Extended shoulders can even look good on men with naturally broad shoulders. George Wang, who runs the Beijing-based menswear shop BRIO, gets almost all his clothes custom-made. And despite having an already athletic build, he almost always asks for an extended shoulder line because he likes that kind of silhouette. To be sure, when you broaden already broad shoulders, the effect can look very striking. It may not work for very conservative business environments, but it’s hard to argue with the style. George’s outfits have verve.
I’ve only ever heard two good arguments against extended shoulders. The first is that, in certain positions, the extension can reveal itself. If you’re sitting with your shoulders hunched forward, for example, the shoulder line won’t curve as easily with you. Sometimes, you get a bit of dimpling around the sleevehead, which reveals the extra room. No big deal, I say.
The other argument has to do with time. With enough time and wear, the ends of the shoulder can collapse as the wadding loses its shape. This is especially true of softer coats, where the wadding starts off less stiff. You can see this on Mariano’s grey sport coat above, which look a little lumpy towards the ends. But this process takes decades and if the effect really bothers you in thirty years, you can purchase new clothes. Again, no big deal, I say.
The important thing to realize about the extended shoulder is that it’s about trade-offs. While it may look fake in certain positions, the overall effect is flattering. In the video above, you can see The Armoury explain their Ring Jacket collection. The Japanese suit maker is most known for its 184 model, which is a trim, minimally padded jacket with a narrow shoulder line. You can see Jan wearing the model above as a navy sport coat.

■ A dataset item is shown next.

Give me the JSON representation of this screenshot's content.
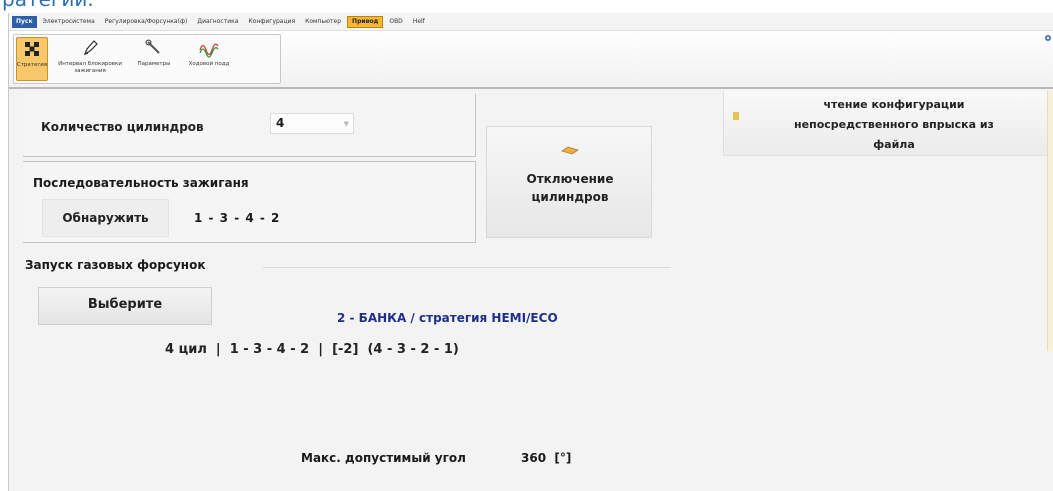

On the right, he’s wearing The Armoury’s Model 3 as a grey suit. It has a bit more room in the chest and a slightly extended shoulder that goes past the shoulder bone. To my eye, it’s much more flattering. The navy sport coat wears more like a cardigan, while the grey suit looks like an actual jacket. Who needs to exercise when a jacket can be so transformative?
Here’s my ultimate point: whether you wear an extended shoulder or not, I encourage you to think about clothes more in terms of shape and silhouette, rather than strict notions of fit. To be sure, fit is essential — a jacket’s collar should hug your neck, the sleeve should reveal a bit of shirt cuff, and a jacket should be a certain length. But that’s just the baseline.
Style, in the end, is more about the overall effect of an outfit. You want your clothes to flatter your body, not recreate it’s shape. It’s OK to have a shoulder seam that sits off the shoulder bone if, in the end, it creates a more stylish effect. For more on silhouettes, we have two posts on how to think about the concept in tailoring and casualwear. We also have a review of various silhouette styles across regions, and a post on different house styles from six world-class tailors. The whole point of tailoring is that we can wear things to give ourselves a more flattering figure. Extended shoulders are just the most obvious example.
Anyway, my friend still thinks I’m wrong.